Saturday, August 1, 2015

Patchworks of colour

I wake up early, the day is grey and cloudy, fancy pigeons strut their stuff on the lawn.  Yesterday we went a walk in the evening along the lane to Seaton.  A barn owl flew away in the distance and a hare ran the long distance of a field.  Small brown creatures appeared far away, we thought at first rabbits but as two stood up to box realised they must be a family of hares.  
Swallows wheeled overhead, feasting on the aerial soup of insects, their wings curved against the blue sky and you will have to imagine them, for no matter how many photos I took they were absent from the picture.  They have their nests under the deep eaves of a pair of cottages at the beginning of the walk.  We have three nests under the eaves of the church, they fly with accurate bomb like precision into the nests to feed the young.
There is rather worrying a fox around, or maybe more, LS saw one peering down at our garden, and E has five of her free ranging chickens killed the other day.  What I love about the verges full of the tangle of wild grasses and flowers is the meadowsweet intermingled with the pale blue of the cranesbill.  The meadowsweet is going over now, has reached that old lace cream in its colouring. Summer is soon gone and you have to grab the images quickly in the mind.  The countryside is quiet in the evening, you can see far into the distance, a long low ridge covered in forest and the mind wanders to other villages waiting for the night to appear.  Apparently it was a 'blue moon' last night but it seemed the usual  penny bright colour when I saw it.
And the explanation is here, because it wasn't blue

Thistles add their shaggy heads to the mood music of colour
The farm on the hill

Coming back into the village

The roses that loll over the fence of the pub at the moment.
Colour has been on my mind lately, and have just ordered some more patchwork materials for a new project, beside me on the desk lies a piece of material, with elegant green and red poppies.  It feels like a 1930's piece, Poirot and Agatha Christie come to mind immediately, this will be a runner edged with red.
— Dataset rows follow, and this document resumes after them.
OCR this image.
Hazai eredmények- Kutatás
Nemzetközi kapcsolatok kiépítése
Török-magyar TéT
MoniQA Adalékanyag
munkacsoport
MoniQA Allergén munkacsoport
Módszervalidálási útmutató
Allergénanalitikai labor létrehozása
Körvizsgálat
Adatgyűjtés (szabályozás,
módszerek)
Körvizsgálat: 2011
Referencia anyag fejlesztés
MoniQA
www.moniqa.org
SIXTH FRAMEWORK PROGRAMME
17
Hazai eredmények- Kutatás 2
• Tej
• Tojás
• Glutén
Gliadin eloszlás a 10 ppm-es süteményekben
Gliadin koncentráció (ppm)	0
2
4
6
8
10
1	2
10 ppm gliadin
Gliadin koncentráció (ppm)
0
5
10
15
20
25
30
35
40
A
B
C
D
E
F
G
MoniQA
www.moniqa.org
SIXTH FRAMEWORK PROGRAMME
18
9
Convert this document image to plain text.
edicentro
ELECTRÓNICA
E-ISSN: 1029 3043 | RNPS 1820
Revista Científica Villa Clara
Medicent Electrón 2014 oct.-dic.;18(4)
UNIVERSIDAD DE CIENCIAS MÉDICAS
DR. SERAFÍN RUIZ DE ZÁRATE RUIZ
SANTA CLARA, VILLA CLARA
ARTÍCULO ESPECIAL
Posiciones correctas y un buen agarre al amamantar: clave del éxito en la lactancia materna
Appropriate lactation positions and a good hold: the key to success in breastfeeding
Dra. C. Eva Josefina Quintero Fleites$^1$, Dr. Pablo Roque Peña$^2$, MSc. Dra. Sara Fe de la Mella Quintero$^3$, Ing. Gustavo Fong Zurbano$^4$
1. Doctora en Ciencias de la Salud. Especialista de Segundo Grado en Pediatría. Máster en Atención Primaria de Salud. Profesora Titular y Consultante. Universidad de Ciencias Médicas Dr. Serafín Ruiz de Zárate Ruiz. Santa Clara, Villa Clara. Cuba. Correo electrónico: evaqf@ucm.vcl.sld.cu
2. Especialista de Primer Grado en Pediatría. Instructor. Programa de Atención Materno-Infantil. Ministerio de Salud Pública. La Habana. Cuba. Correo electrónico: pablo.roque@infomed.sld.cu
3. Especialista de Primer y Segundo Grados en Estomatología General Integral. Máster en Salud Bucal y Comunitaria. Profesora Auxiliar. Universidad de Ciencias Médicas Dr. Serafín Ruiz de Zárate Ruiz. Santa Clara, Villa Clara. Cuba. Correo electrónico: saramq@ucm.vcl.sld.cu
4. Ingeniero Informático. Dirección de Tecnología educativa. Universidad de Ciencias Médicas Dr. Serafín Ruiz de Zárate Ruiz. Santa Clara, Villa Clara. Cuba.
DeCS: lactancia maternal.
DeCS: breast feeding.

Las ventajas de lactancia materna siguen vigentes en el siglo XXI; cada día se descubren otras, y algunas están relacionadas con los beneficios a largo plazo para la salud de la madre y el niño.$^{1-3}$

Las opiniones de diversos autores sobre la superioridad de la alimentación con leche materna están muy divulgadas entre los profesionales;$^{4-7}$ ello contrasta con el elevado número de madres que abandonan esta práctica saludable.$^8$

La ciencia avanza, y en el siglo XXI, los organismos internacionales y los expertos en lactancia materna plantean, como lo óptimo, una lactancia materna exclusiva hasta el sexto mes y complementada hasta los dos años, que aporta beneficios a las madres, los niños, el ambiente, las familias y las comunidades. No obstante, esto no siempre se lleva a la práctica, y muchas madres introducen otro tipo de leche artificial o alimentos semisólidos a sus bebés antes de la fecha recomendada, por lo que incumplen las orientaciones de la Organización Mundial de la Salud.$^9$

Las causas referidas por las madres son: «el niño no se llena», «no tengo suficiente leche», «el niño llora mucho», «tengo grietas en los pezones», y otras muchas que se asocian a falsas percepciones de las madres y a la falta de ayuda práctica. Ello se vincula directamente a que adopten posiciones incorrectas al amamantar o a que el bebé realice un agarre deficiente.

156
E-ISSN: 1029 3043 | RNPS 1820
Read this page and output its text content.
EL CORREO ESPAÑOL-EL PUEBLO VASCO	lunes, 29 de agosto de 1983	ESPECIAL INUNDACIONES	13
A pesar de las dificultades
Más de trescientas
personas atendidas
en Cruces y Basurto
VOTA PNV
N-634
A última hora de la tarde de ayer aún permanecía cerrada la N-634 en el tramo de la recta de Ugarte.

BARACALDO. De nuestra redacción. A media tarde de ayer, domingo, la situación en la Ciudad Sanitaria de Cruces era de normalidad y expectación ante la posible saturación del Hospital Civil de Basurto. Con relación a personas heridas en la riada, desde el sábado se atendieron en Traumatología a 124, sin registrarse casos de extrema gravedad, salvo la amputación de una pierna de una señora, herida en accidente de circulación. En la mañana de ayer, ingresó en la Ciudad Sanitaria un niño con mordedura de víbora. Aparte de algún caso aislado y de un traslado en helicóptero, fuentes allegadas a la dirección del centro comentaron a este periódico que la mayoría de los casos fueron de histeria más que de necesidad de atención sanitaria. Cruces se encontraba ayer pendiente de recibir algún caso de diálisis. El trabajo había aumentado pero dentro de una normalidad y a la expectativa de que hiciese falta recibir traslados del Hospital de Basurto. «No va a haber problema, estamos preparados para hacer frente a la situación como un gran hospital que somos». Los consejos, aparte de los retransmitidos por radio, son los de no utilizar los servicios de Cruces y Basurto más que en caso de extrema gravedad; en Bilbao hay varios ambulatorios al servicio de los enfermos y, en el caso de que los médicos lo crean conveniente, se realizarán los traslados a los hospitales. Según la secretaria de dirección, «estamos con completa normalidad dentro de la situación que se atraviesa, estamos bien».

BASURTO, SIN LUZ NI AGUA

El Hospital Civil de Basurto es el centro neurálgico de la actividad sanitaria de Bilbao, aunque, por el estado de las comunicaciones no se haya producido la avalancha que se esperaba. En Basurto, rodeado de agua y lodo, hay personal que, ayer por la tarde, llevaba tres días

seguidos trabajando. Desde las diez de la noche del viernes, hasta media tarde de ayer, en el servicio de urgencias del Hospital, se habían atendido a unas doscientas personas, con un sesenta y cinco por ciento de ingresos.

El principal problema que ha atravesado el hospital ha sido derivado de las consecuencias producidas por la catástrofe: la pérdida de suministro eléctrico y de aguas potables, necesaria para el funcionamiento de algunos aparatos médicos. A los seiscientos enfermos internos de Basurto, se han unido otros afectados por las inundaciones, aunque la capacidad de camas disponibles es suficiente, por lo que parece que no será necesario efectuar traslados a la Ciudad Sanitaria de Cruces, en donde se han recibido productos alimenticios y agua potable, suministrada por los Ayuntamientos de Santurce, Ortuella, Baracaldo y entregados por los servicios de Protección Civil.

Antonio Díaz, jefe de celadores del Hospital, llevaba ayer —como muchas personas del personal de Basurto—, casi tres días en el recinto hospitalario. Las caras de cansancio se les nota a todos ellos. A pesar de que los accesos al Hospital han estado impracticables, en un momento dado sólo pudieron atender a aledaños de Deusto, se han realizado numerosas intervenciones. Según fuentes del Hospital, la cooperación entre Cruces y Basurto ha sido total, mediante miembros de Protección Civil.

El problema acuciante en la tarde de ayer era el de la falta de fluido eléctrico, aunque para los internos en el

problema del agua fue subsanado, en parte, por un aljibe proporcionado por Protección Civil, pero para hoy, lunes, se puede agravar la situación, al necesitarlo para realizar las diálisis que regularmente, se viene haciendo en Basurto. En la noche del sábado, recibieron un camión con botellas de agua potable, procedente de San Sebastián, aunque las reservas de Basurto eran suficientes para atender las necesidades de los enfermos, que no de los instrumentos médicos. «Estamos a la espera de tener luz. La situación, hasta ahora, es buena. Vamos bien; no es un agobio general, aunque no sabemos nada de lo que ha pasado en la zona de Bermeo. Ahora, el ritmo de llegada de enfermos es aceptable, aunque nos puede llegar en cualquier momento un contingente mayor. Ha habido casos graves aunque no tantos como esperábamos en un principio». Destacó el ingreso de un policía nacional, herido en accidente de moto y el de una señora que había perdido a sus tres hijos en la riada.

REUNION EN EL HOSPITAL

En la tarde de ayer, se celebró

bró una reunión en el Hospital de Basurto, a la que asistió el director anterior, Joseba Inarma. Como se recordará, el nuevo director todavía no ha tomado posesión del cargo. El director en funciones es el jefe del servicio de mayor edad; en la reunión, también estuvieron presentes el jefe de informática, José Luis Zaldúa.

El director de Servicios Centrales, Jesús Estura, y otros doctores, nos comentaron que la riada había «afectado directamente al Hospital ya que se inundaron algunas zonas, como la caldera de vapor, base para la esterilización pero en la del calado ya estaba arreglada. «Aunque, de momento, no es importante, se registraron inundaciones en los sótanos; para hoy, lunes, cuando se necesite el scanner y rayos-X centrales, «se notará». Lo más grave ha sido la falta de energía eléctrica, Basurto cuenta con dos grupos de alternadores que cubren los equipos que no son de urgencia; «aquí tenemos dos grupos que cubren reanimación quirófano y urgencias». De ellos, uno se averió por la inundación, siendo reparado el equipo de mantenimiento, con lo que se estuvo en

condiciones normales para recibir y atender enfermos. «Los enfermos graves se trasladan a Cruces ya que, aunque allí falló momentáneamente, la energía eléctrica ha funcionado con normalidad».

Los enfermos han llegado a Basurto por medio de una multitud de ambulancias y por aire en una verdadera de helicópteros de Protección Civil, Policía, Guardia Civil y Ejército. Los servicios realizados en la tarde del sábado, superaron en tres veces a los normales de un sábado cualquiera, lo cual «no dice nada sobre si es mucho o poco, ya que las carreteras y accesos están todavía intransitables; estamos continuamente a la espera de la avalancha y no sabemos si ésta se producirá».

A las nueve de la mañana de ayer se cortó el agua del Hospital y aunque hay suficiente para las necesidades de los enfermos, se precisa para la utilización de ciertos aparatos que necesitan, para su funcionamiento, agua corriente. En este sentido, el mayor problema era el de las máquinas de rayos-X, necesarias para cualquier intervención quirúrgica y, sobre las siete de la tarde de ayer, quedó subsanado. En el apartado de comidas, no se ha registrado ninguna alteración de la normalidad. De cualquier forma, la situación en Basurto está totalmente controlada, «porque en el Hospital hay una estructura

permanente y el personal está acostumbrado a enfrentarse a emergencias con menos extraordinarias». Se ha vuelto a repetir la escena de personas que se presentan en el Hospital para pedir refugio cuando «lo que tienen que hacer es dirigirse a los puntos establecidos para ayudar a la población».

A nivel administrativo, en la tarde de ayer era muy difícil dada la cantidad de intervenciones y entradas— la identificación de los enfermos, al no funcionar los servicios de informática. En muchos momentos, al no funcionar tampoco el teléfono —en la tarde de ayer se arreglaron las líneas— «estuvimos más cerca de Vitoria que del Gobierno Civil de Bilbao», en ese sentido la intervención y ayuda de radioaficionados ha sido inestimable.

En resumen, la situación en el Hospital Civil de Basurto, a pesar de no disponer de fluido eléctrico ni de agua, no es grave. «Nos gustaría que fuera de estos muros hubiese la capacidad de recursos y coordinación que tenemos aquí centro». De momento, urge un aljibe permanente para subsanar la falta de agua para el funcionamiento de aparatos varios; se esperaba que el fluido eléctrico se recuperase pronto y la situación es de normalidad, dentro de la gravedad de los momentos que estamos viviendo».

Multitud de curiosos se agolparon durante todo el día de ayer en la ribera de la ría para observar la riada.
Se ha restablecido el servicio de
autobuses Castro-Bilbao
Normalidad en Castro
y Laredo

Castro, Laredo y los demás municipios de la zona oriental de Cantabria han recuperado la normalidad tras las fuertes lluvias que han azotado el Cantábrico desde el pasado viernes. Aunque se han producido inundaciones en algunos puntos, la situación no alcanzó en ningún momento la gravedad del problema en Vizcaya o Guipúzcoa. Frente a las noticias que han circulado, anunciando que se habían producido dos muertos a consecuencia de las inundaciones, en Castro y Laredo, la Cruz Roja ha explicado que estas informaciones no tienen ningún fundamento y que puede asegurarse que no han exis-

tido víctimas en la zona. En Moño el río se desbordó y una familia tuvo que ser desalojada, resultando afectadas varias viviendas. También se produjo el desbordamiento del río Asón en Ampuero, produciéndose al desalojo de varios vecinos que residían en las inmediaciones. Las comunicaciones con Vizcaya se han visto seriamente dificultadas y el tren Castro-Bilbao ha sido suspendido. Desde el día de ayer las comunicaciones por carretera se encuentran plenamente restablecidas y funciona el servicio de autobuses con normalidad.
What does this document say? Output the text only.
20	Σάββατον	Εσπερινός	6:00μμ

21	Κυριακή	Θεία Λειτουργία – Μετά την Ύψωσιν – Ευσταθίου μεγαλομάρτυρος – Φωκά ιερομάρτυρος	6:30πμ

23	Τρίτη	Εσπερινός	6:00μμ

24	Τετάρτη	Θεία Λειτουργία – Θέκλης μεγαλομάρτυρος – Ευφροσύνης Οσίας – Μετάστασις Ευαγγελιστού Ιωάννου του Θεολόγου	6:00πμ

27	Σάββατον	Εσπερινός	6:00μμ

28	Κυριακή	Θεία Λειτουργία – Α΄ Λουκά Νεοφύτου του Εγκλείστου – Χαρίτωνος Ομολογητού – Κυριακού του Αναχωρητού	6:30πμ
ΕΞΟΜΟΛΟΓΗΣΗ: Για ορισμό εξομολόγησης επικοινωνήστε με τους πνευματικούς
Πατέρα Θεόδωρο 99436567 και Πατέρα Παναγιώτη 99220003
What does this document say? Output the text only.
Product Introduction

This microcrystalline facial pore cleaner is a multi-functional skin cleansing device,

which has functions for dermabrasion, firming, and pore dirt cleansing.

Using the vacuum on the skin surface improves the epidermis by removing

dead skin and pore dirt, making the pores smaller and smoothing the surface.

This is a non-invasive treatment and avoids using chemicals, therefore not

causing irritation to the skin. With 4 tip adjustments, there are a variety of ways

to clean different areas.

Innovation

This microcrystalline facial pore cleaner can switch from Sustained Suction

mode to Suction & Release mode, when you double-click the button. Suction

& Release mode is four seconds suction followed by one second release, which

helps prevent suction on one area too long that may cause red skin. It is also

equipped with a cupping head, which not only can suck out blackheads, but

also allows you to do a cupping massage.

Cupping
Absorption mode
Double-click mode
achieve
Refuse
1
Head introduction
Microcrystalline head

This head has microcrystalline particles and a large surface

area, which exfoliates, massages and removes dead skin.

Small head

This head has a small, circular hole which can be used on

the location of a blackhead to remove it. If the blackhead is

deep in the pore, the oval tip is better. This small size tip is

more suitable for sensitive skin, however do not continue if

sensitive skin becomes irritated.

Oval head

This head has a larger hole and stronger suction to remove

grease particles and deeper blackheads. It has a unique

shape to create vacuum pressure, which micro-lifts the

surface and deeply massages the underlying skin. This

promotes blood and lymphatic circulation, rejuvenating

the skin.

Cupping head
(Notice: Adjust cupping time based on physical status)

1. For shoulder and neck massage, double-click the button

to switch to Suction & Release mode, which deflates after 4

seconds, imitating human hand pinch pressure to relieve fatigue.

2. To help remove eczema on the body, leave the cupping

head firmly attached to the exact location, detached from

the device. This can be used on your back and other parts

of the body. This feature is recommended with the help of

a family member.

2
  1. Very 30s Thelma. Love it. You seem to have fetched up in a lovely spot - comparison photos in 6 mths' time will be interesting!!

    I hope that the fox doesn't prove to be a nuisance for your chickens. That's the trouble when they are free range. We had more problems with polecats than foxes but there is the attraction of the Shoot's pheasant poults to distract foxes round here.

    1. Of course having ordered materials from Cottonpatch, the family came yesterday and Matilda (the next quilt) had already been on the site choosing her fabrics, I kept quiet.
      I expect that if we get a dog and chickens the problem with foxes won't be too bad.

  2. We have foxes here but (touch wood) they have never bothered our hens.
    Lovely post Thelma - my son rarely blogs but he has done today (made out of words on my side bar) - his post might be of interest to you.

  3. Thanks for your reply regarding the pony and trap. I must say it made me smile too as I mentioned to the farmer that you had seen one up your way.

    1. I did go and read your son's blog Pat, lovely writing, I think blogging is an acquired taste, us females ramble quite happily over the small details. I for one find it hard to actually construct a comment on other people's blogs. Funny that you having a pony and trap up your way, think there must be a 'training' school for them round here, seen about half a dozen.